Del tigre de Perón al “depósito de perros” del que se quejó Inés Pertiné (Primera Dama de Fernando de la Rúa), pasando por el microcine en el que Alfonsín vio el partido que consagró a la Argentina en el mundial de México 86 antes de anunciar un cambio de gabinete que haría historia, Olivos es un compendio de historias secretas, curiosidades y datos imperdibles que iluminan, a través de entrevistas, archivos históricos y recorridos por el lugar, todo lo que pasó detrás “del muro rojo” donde se gestó la vida íntima de la política argentina.
Así empieza “Olivos. La intimidad jamás contada de la política argentina”
Introducción
Al otro lado del muro hay un pueblo. Desde afuera cuesta comprender que la Residencia Presidencial es mucho más que la casa de quien comanda el país: unas cien personas trabajan allí cada día, sin contar a los integrantes del destacamento militar y los cuerpos policiales destinados a la seguridad presidencial, los proveedores de insumos y alimentos que acuden asiduamente, y los trabajadores ocasionales de cuyas tareas también depende la vida cotidiana puertas adentro. La intimidad de una presidencia requiere de mucha gente.
Olivos es la contracara de Casa de Gobierno: el poder en su expresión más minuciosa y, a la vez, relajada. Los empleados de la Quinta y los funcionarios de cada nueva administración conviven en un predio atravesado por la historia política argentina. Por eso, como si de una geografía política se tratara, el aspecto de la Quinta —que se convirtió en Residencia Presidencial ya bien entrado el siglo XX— se fue transformando al calor de los gobiernos y de los caprichos presidenciales.
La Residencia no siempre estuvo separada del mundo exterior por un muro, no siempre tuvo la arboleda de tilos, no siempre se dedicó a cuestiones administrativas y de protocolo. Su historia es tan rica que enumerar todos los acontecimientos ocurridos allí, más que una tarea extensa, es una misión imposible. Pero la Quinta es un lugar vivo y siempre hay testigos que alguna vez darán testimonio: no los lleva el chimento, sino saber que la vida detrás de ese muro es Historia argentina.
Vidas animales
Perón tenía un tigre. Nadie recuerda hoy cómo llegó hasta la Residencia Presidencial, ni dónde terminó sus días ese ejemplar majestuoso. Fascinaba a las hijas pequeñas del administrador del lugar —y secretario privado de Evita—, Atilio Renzi, que vivían allí, en la casa reservada para el intendente. Dicen que algunas noches su rugido se escuchaba a lo lejos.

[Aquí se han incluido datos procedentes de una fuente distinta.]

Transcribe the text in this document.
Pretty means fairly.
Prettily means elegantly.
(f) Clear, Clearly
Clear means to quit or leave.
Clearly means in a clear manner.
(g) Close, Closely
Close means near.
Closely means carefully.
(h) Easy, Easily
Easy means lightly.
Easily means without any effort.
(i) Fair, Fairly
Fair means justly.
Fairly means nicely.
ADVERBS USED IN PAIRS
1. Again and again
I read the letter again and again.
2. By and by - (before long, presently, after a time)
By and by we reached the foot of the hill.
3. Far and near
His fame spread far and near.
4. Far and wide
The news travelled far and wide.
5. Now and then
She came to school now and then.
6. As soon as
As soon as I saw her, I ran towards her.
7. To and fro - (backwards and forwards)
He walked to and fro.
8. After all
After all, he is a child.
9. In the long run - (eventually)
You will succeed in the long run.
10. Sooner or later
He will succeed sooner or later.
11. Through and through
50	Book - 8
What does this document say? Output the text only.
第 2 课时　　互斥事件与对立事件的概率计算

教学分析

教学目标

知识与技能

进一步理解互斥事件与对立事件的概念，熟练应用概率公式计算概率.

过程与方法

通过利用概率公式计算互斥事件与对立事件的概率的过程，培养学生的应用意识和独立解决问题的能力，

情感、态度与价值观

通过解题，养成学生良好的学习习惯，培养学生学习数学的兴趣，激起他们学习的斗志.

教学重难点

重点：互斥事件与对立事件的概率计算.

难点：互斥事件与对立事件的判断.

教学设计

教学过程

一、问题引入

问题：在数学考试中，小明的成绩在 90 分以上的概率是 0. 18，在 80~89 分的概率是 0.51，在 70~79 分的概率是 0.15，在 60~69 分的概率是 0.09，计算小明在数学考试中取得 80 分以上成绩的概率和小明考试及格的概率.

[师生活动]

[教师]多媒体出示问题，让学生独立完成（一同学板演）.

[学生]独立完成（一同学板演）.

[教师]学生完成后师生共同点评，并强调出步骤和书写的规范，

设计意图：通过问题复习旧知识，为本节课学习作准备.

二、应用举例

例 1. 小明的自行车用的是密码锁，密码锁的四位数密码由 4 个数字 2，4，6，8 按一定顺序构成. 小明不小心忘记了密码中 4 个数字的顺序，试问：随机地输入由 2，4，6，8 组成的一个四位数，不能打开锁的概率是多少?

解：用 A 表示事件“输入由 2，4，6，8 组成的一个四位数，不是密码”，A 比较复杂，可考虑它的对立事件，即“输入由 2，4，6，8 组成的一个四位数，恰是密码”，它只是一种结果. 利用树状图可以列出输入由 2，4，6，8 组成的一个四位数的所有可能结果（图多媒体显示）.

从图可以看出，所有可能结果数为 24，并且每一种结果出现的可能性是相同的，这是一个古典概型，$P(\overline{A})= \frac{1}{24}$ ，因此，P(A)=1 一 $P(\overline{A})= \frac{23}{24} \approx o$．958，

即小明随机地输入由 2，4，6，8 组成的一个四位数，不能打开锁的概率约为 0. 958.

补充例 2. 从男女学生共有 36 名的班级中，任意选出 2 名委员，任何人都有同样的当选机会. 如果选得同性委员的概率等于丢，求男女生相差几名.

El tigre no se paseaba libremente por el parque, pero sí tenía cuarto propio, una jaula espaciosa, en algún rincón de la barranca, camino al río. Perón solía visitarlo. No solo a él: también al pavo, a los tucanes, al pavo real. El General iba a veces en compañía de Eva, a veces solo; otras, escoltado fielmente por los líderes de la rama canina del partido, los súper famosos caniches toy Tinolita y Monito. Si no estaba en rol de anfitrión, se interesaba por la salud de todos los pensionistas no humanos. Las gallinas le interesaban bastante menos, pero como recoger los huevos para la comida familiar era una fiesta de la que las niñas Renzi no se privaban ningún día, el gallinero siempre estaba en orden.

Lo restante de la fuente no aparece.